También conviene detenerse en cómo está planteada la entrevista. Cristina Baigorri conduce la conversación con naturalidad y con buen criterio. Hace preguntas concretas, abre temas relevantes y deja espacio suficiente para que Arnau Pascual desarrolle sus ideas. No atropella. No busca protagonismo. No convierte la charla en una acumulación de datos. Escucha. Y eso, en un formato de entrevista, se nota muchísimo.

Gracias a esa conducción, el episodio mantiene un equilibrio muy eficaz entre información, contexto y reflexión. Quien ya conozca a Ricard encontrará matices nuevos. Quien llegue por primera vez a su figura tendrá una entrada clara y atractiva. Y quien simplemente quiera escuchar una conversación inteligente sobre diseño saldrá con varias ideas resonando.

La anécdota final explica mucho más de lo que parece

El episodio reserva además una sorpresa en su tramo final. Tras la entrevista, Cristina Baigorri presenta una novedad editorial que amplía el universo de Look4deco Podcast. Se trata de Look for deco: Tras la entrevista, un formato pensado para rescatar esos datos, anécdotas, referencias y materiales que no siempre caben en la conversación principal.

La idea parece muy acertada. Y el ejemplo que se comparte lo confirma. La anécdota del joven André Ricard en Londres, cuando observa el caos visual de un escaparate de agencia de transportes y se ofrece a reorganizarlo, funciona casi como una escena de origen. Ahí ya está el diseñador. Ahí ya aparece la incomodidad ante lo mal resuelto, la necesidad de ordenar, el criterio y la iniciativa.

No es una curiosidad menor. Es una escena que resume un modo de mirar. Y quizá por eso funciona tan bien como cierre expandido del episodio. Porque recuerda que el diseño, antes que una disciplina, es una actitud frente al mundo.

Un primer episodio que no se olvida al terminar

Lo más interesante de este arranque de temporada es que no trata el diseño como un tema decorativo ni como una conversación solo para especialistas. Lo devuelve al centro de la vida cotidiana. Hace visible algo que muchas veces pasa desapercibido: que los objetos con los que convivimos todos los días condicionan nuestra experiencia del mundo mucho más de lo que creemos.

En ese marco, André Ricard aparece como una figura imprescindible.
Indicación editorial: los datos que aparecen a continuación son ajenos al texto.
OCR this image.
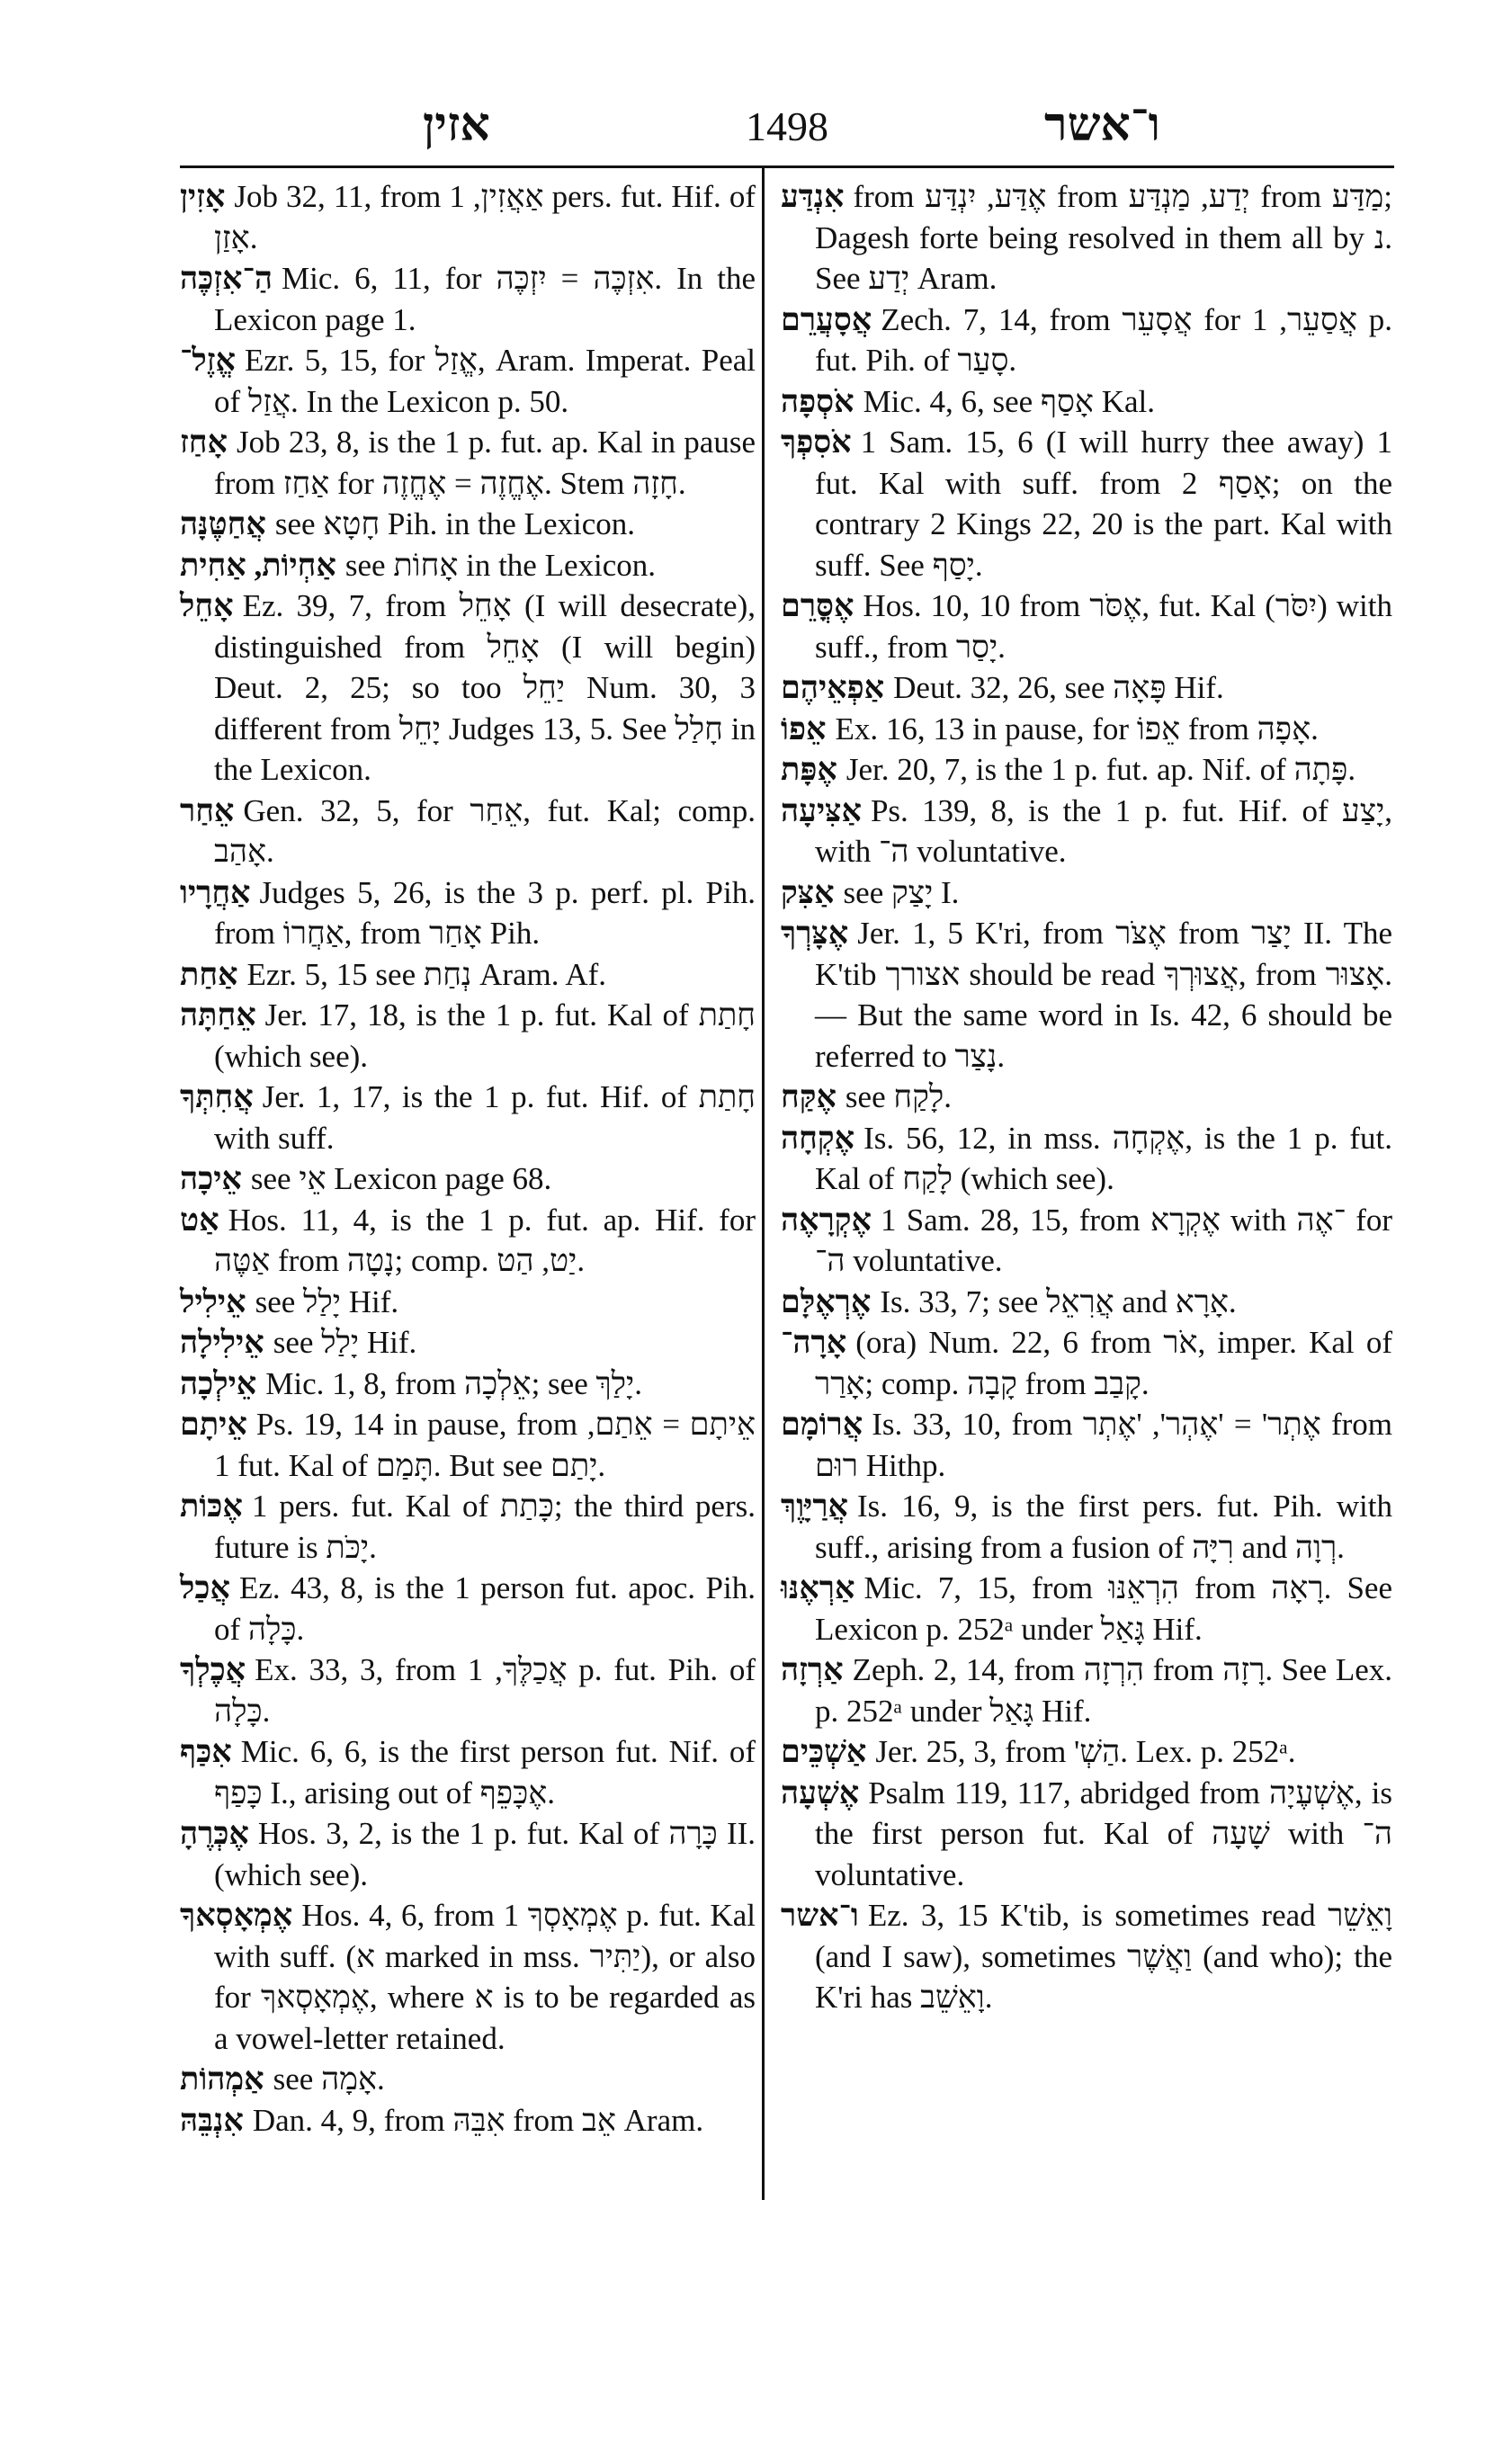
אזין	1498	ו־אשר

אָזִין Job 32, 11, from אַאֲזִין, 1 pers. fut. Hif. of אָזַן.

הַ־אִזְכֶּה Mic. 6, 11, for אִזְכֶּה = יִזְכֶּה. In the Lexicon page 1.

אֱזֶל־ Ezr. 5, 15, for אֱזַל, Aram. Imperat. Peal of אֲזַל. In the Lexicon p. 50.

אָחַז Job 23, 8, is the 1 p. fut. ap. Kal in pause from אַחַז for אֶחֱזֶה = אֶחֱזֶה. Stem חָזָה.

אֲחַטֶּנָּה see חָטָא Pih. in the Lexicon.

אַחְיוֹת, אַחִית see אָחוֹת in the Lexicon.

אָחֵל Ez. 39, 7, from אָחֵל (I will desecrate), distinguished from אָחֵל (I will begin) Deut. 2, 25; so too יַחֵל Num. 30, 3 different from יָחֵל Judges 13, 5. See חָלַל in the Lexicon.

אֵחַר Gen. 32, 5, for אֵחַר, fut. Kal; comp. אָהַב.

אַחֲרָיו Judges 5, 26, is the 3 p. perf. pl. Pih. from אַחֲרוֹ, from אָחַר Pih.

אַחַת Ezr. 5, 15 see נְחַת Aram. Af.

אֵחַתָּה Jer. 17, 18, is the 1 p. fut. Kal of חָתַת (which see).

אֲחִתְּךָ Jer. 1, 17, is the 1 p. fut. Hif. of חָתַת with suff.

אֵיכָה see אֵי Lexicon page 68.

אַט Hos. 11, 4, is the 1 p. fut. ap. Hif. for אַטֶּה from נָטָה; comp. יַט, הַט.

אֵילִיל see יָלַל Hif.

אֵילִילָה see יָלַל Hif.

אֵילְכָה Mic. 1, 8, from אֵלְכָה; see יָלַךְ.

אֵיתָם Ps. 19, 14 in pause, from אֵיתָם = אֵתַם, 1 fut. Kal of תָּמַם. But see יָתַם.

אֶכּוֹת 1 pers. fut. Kal of כָּתַת; the third pers. future is יָכֹּת.

אֲכַל Ez. 43, 8, is the 1 person fut. apoc. Pih. of כָּלָה.

אֲכֶלְךָ Ex. 33, 3, from אֲכַלֶּךָ, 1 p. fut. Pih. of כָּלָה.

אִכַּף Mic. 6, 6, is the first person fut. Nif. of כָּפַף I., arising out of אֶכָּפֵף.

אֶכְּרֶהָ Hos. 3, 2, is the 1 p. fut. Kal of כָּרָה II. (which see).

אֶמְאָסְאךָ Hos. 4, 6, from אֶמְאָסְךָ 1 p. fut. Kal with suff. (א marked in mss. יַתִּיר), or also for אֶמְאָסְאךָ, where א is to be regarded as a vowel-letter retained.

אַמְהוֹת see אָמָה.

אִנְבֵּהּ Dan. 4, 9, from אִבֵּהּ from אֵב Aram.

אִנְדַּע from אֶדַּע, יִנְדַּע from יְדַע, מַנְדַּע from מַדַּע; Dagesh forte being resolved in them all by נ. See יְדַע Aram.

אֲסָעֲרֵם Zech. 7, 14, from אֲסָעֵר for אֲסַעֵר, 1 p. fut. Pih. of סָעַר.

אֹסְפָה Mic. 4, 6, see אָסַף Kal.

אֹסִפְךָ 1 Sam. 15, 6 (I will hurry thee away) 1 fut. Kal with suff. from אָסַף 2; on the contrary 2 Kings 22, 20 is the part. Kal with suff. See יָסַף.

אֶסֳּרֵם Hos. 10, 10 from אֶסֹּר, fut. Kal (יִסֹּר) with suff., from יָסַר.

אַפְאֵיהֶם Deut. 32, 26, see פָּאָה Hif.

אֵפוֹ Ex. 16, 13 in pause, for אֵפוֹ from אָפָה.

אֶפָּת Jer. 20, 7, is the 1 p. fut. ap. Nif. of פָּתָה.

אַצִּיעָה Ps. 139, 8, is the 1 p. fut. Hif. of יָצַע, with ה־ voluntative.

אַצִּק see יָצַק I.

אֶצָּרְךָ Jer. 1, 5 K'ri, from אֶצֹּר from יָצַר II. The K'tib אצורך should be read אֲצוּרְךָ, from אָצוּר. — But the same word in Is. 42, 6 should be referred to נָצַר.

אֶקַּח see לָקַח.

אֶקְחָה Is. 56, 12, in mss. אֶקְחָה, is the 1 p. fut. Kal of לָקַח (which see).

אֶקְרָאֶה 1 Sam. 28, 15, from אֶקְרָא with ־אֶה for ה־ voluntative.

אֶרְאֶלָּם Is. 33, 7; see אֲרִאֵל and אָרָא.

אָרָה־ (ora) Num. 22, 6 from אֹר, imper. Kal of אָרַר; comp. קָבָה from קָבַב.

אֲרוֹמָם Is. 33, 10, from אֶתְר' = 'אֶהְר', 'אֶתְר from רוּם Hithp.

אֲרַיָּוֶךְ Is. 16, 9, is the first pers. fut. Pih. with suff., arising from a fusion of רִיָּה and רְוָה.

אַרְאֶנּוּ Mic. 7, 15, from הִרְאֵנּוּ from רָאָה. See Lexicon p. 252ᵃ under גָּאַל Hif.

אַרְזָה Zeph. 2, 14, from הִרְזָה from רָזָה. See Lex. p. 252ᵃ under גָּאַל Hif.

אַשְׁכֵּים Jer. 25, 3, from 'הַשְׁ. Lex. p. 252ᵃ.

אֶשְׁעָה Psalm 119, 117, abridged from אֶשְׁעֶיָה, is the first person fut. Kal of שָׁעָה with ה־ voluntative.

ו־אשר Ez. 3, 15 K'tib, is sometimes read וָאֵשֵׁר (and I saw), sometimes וַאֲשֶׁר (and who); the K'ri has וָאֵשֵׁב.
No solo por su obra. También por la lección que sigue dejando. El diseño no consiste en llamar la atención, sino en resolver con inteligencia, sensibilidad y honestidad. Puede parecer una idea básica. Sin embargo, hoy suena casi subversiva.

Ese es el gran logro del episodio. Cristina Baigorri consigue que una entrevista sobre una exposición dedicada a Ricard se convierta en algo más amplio. En una reflexión sobre el presente. En una crítica indirecta a cierta deriva del diseño contemporáneo. Y también en una invitación a mirar mejor lo que usamos, lo que compramos y lo que aceptamos como normal.

Porque quizá esa sea la gran pregunta que deja flotando este primer capítulo de la tercera temporada de Look4deco Podcast. Si hemos perdido la cultura del objeto bien pensado, tal vez ha llegado el momento de recuperarla. Y escuchar a Arnau Pascual hablar de André Ricard es, sin duda, una muy buena manera de empezar.